Think-aloud interviews can help you write better assessments

I’m delighted to share with you a pilot study that we ran at CMU this fall, through our Teaching Statistics group. Long story short: It’s hard to write good conceptual-level questions to test student understanding, but think-aloud interviews are a very promising tool. By asking real students to talk out loud as they solve problems, you get insight into whether students give the right/wrong answers because they really do/don’t understand the problem—or whether the question should be better written. If students answer wrong because the question is ambiguous, or if they get it right using generic test-taking strategies rather than knowledge from the course, think-alouds give you a chance to detect this and revise your test questions.

Some context:
CMU’s stats department—renamed the Department of Statistics & Data Science just this fall—is revising the traditional Introductory Statistics classes we offer. Of course, as good statisticians, we’d like to gather evidence and measure whether students are learning any better in the new curriculum. We found several pre-made standardized tests of student learning in college-level Intro Stats, but none of them quite fit what we wanted to measure: have students learned the core concepts, even if they haven’t memorized traditional formulas and jargon?

We tried writing a few such multiple-choice questions ourselves, but it was quite a challenge to see past our own expert blind spots. So, we decided to get hands-on practice with assessment in the Fall 2017 offering of our graduate course on Teaching Statistics. We read Adams and Wieman (2011), “Development and Validation of Instruments to Measure Learning of Expert-Like Thinking”—who recommended using think-aloud interviews as a core part of the test-question design and validation process. This method isn’t commonly known in Statistics, although I have related experience from a decade ago when I studied design at Olin College and then worked in consumer insights research for Ziba Design. It’s been such a delight to revisit those skills and mindsets in a new context here.

We decided to run a pilot study where everyone could get practice running think-aloud interviews. With a handful of anonymous student volunteers, we ran through the process: welcome the volunteer, describe the process, give them some warm-up questions to practice thinking aloud as you solve problems, then run through a handful of “real” Intro Stats test questions and see how they tackle them. During the first pass, the interviewer should stay silent, apart from reminders like “Please remember to think out loud” if the student stops speaking. It’s not perfect, but it gets us closer to how students would really approach this question on an in-class test (not at office hours or in a study session). At the end, we would do a second pass to follow up on anything interesting or unclear, though it’s still best to let them do most of the talking: interviewers might say “I see you answered B here. Can you explain in more detail?” rather than “This is wrong; it should be C because…”
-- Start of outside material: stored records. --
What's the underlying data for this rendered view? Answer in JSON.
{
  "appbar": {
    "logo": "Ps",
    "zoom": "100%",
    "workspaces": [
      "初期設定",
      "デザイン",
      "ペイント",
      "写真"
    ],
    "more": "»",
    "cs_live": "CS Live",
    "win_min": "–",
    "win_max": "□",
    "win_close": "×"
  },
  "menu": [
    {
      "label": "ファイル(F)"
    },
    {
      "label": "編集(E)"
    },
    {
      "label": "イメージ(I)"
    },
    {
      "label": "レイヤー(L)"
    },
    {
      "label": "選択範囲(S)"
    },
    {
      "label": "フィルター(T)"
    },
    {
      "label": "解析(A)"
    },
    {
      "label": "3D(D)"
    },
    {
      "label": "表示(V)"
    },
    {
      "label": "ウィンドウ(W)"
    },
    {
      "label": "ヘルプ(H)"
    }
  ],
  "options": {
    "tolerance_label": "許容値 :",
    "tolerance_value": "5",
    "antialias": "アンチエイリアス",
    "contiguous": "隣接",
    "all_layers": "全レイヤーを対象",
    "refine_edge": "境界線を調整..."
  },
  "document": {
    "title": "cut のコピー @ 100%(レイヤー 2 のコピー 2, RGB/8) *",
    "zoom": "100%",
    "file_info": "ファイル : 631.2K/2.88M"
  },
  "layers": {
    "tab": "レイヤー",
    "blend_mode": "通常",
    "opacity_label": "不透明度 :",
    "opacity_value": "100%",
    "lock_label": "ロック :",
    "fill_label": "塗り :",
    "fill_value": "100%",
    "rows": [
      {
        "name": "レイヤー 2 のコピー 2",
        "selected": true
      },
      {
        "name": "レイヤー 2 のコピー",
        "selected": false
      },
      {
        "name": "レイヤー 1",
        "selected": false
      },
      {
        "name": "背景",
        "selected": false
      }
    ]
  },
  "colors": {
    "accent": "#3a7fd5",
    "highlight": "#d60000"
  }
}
After this pilot, we feel quite confident that a formal think-aloud study will help us write questions that really measure the concepts and (mis)understandings we want to detect. The think-aloud script was drafted based on materials from Chris Nodder’s Lynda.com course and advice from Bowen (1994), “Think-aloud methods in chemistry education”. But there are quite a few open questions remaining about how best to implement the study. We list these on the poster above, which we presented last week at CMU’s Teaching & Learning Summit.

The current plan is to revise our protocol for the rest of Fall 2017 and design a complete formal study. Next, we will run think-alouds and revise individual questions throughout Spring 2018, then pilot and validate at the test level (which set of questions works well as a whole?) in Fall 2018, with pre- and post-tests across several sections and variations of Intro Stats.

PS — I mean no disrespect towards existing Intro Stats assessments such as CAOS, ARTIST, GOALS, SCI, or LOCUS. These have all been reviewed thoroughly by expert statisticians and educators. However, in the documentation for how these tests were developed, I cannot find any mention of think-alouds or similar testing with real students. Student testing seems limited to psychometric validation (for reliability etc.) after all the questions were written. I think there is considerable value in testing question-prototypes with students early in the development process.

PPS — Apologies for the long lack of updates. It’s been a busy year of research and paper-writing, with a particularly busy fall of job applications and interviews. But I’ll have a few more projects ready for sharing here over the next month or two.